Name every node descriptively

Give each node a name that clearly describes what it’s doing at that step. If you’re making an API call, use the endpoint name or a short description of its purpose — not just “HTTP call”. When a workflow has dozens of nodes, good names are the difference between understanding it at a glance and spending 20 minutes tracing logic.

Common use cases

Post-call CRM sync

One of the most common patterns is using a workflow to write call data back to a CRM automatically after a call ends.

Configure a webhook to trigger the workflow as soon as the call completes. The workflow receives the call context, uses information extractor nodes to pull out the relevant data points (outcome, contact details, notes), and then writes that data to the CRM using a native integration node like HubSpot or Salesforce.

Triggering outbound calls

Workflows can initiate outbound calls automatically based on external events, removing the need for manual intervention.

Two common trigger patterns:

  • Cron-based: A scheduled trigger iterates through rows in a Google Sheet, HubSpot list, or Notion database and fires an outbound call for each contact.
  • Event-based: A new row or record being added to your data source triggers the workflow immediately, launching a call to that specific contact without any delay.

Inbound caller lookup

When a call comes in, a workflow can query your CRM in real time to enrich the conversation before the agent even says hello.
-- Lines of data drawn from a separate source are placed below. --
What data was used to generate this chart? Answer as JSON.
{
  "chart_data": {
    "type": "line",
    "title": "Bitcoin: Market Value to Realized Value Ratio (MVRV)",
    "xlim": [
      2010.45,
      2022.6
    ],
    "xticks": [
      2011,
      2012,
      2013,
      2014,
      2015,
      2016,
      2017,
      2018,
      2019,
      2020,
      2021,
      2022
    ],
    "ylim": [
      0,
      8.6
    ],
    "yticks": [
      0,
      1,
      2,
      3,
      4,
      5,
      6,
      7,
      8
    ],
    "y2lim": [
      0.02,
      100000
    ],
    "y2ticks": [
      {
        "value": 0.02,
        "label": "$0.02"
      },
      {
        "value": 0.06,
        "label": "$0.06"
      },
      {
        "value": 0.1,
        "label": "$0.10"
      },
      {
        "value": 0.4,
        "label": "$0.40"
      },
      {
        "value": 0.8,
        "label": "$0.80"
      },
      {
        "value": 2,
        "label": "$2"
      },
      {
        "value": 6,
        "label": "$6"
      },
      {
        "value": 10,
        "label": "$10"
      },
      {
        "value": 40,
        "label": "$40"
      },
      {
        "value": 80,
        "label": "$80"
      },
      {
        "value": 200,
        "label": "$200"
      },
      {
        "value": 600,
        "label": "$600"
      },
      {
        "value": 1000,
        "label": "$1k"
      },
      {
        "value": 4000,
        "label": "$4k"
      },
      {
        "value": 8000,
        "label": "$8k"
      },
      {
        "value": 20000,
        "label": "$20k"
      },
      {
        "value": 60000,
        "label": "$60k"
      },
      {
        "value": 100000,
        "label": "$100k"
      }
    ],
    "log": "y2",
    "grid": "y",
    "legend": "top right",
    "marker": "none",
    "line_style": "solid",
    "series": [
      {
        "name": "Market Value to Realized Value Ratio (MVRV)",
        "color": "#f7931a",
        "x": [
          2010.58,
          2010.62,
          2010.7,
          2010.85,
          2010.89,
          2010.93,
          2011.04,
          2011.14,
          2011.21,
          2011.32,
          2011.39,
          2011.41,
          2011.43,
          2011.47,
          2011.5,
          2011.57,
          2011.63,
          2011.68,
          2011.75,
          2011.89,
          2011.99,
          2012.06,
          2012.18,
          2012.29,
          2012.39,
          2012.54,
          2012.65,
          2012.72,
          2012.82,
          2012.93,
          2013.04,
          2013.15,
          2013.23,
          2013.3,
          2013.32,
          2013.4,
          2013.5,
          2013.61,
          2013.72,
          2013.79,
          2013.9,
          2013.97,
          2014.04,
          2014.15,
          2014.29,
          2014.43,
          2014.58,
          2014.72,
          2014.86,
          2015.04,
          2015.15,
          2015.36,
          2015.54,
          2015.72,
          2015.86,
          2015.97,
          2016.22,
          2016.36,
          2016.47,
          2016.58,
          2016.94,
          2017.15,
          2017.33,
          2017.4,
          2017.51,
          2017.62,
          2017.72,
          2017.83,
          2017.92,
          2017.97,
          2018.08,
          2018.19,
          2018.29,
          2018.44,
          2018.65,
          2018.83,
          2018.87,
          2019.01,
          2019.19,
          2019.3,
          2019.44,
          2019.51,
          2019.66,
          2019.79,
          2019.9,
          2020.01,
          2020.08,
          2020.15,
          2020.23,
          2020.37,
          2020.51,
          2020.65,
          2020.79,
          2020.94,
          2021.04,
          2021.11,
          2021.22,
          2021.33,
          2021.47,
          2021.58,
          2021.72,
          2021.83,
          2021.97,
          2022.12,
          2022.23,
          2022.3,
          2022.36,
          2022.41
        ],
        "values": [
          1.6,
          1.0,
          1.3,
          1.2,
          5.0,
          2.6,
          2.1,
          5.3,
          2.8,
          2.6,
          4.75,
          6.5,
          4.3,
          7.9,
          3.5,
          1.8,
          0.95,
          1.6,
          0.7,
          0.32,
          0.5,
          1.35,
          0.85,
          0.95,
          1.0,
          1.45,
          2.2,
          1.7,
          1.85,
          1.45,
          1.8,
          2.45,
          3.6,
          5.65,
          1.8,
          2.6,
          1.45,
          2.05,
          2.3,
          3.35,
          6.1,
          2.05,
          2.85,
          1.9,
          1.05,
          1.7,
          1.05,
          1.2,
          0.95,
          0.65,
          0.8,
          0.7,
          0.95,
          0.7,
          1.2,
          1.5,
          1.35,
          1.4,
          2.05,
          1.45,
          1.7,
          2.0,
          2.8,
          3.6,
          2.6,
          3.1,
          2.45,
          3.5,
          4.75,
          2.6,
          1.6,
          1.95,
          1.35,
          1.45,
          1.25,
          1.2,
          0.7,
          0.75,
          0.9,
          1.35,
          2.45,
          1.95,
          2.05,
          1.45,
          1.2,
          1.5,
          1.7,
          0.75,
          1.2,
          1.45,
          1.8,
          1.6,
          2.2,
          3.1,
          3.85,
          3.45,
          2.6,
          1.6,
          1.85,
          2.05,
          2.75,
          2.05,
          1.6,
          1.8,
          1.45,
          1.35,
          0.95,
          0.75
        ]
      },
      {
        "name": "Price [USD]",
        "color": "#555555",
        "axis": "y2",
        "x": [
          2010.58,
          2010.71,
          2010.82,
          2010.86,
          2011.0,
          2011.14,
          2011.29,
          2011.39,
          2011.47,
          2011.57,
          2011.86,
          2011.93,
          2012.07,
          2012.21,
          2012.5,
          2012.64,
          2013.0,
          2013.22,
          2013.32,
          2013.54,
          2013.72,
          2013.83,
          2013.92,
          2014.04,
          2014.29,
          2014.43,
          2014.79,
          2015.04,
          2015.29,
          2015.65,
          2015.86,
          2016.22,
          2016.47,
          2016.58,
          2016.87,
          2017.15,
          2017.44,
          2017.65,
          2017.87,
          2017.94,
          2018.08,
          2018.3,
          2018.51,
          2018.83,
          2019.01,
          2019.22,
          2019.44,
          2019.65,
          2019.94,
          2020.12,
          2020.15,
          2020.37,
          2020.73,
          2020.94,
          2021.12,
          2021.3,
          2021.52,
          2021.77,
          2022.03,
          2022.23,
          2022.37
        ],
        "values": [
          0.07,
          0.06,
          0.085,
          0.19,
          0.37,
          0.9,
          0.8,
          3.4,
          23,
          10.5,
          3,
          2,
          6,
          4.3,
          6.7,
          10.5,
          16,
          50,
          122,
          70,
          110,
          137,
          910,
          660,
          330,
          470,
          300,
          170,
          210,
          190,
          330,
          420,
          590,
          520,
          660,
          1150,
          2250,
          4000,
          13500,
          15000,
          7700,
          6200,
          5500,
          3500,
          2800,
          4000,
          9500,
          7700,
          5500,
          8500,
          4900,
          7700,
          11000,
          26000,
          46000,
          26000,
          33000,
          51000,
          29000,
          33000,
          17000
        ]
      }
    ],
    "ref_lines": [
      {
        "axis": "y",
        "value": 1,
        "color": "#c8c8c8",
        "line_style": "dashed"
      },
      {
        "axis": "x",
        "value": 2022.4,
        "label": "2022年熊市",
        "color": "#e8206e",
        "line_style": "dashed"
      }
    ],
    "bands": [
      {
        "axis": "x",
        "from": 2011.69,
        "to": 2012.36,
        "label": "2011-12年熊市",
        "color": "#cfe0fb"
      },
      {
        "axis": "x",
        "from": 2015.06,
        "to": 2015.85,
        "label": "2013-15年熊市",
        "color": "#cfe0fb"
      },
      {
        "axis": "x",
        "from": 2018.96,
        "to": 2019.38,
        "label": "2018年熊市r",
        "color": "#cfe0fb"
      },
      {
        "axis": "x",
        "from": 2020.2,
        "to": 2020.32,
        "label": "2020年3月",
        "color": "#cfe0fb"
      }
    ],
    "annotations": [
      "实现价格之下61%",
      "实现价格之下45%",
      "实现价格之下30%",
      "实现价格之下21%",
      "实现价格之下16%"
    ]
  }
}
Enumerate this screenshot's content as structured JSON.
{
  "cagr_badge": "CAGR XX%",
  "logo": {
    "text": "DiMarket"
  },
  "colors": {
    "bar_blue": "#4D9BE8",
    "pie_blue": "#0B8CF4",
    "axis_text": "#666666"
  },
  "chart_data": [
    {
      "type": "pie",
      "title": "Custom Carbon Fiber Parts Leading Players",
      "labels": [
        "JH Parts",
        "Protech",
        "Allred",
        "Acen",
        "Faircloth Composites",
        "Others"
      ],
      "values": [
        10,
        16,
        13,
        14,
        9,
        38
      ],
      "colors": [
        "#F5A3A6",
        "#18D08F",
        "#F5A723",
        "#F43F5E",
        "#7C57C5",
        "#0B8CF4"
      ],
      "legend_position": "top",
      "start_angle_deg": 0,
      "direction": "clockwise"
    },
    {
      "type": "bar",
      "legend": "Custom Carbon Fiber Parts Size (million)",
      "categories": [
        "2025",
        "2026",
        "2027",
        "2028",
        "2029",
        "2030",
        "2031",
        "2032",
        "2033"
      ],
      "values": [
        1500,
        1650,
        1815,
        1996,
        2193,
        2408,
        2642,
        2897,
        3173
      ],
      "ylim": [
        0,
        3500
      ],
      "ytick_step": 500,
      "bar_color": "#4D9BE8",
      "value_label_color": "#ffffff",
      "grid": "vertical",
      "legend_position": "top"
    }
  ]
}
The incoming phone number is passed to the workflow, which queries your CRM to check whether the caller already exists as a contact. If they do, the workflow can pull additional context — such as whether they have a recent booking, an open support ticket, or a specific account status — and make that available to the agent during the call.

Post-call callback loop

This workflow runs after every call and handles two outcomes differently:

  • If the call was successful: the workflow logs the outcome and the relevant call data to your CRM or database.
  • If the call was unsuccessful: the workflow places the contact into a callback loop. The contact receives up to three follow-up calls. The loop stops as soon as they answer and the agent successfully completes the conversation. If they don’t answer after three attempts, no further calls are made.

This pattern is particularly effective for outbound campaigns where reaching the contact is critical but over-calling is a concern.

Most-used nodes

The right nodes depend on where your data lives, but these come up in almost every workflow:

  • Google Sheets — the most common choice for testing and prototyping. Easy to inspect, update, and share without any CRM setup.
  • HubSpot — the go-to for teams already using HubSpot as their CRM. Used heavily for reading contact data and writing call outcomes.
  • Salesforce — common in enterprise deployments where Salesforce is the system of record. Used for logging calls, updating opportunity stages, and querying account data.

FAQ

No. The workflow builder is fully visual — you connect nodes by dragging and dropping, and configure each step through a form interface. No coding is required.

Set up a webhook on your agent that fires when the call completes. The workflow receives the call context as its input payload, which you can then use in downstream nodes to extract data and write to your CRM or other systems.

Yes. You can chain workflows by using a webhook node to call a second workflow’s trigger endpoint. This is useful for keeping individual workflows focused while still orchestrating complex multi-step automations.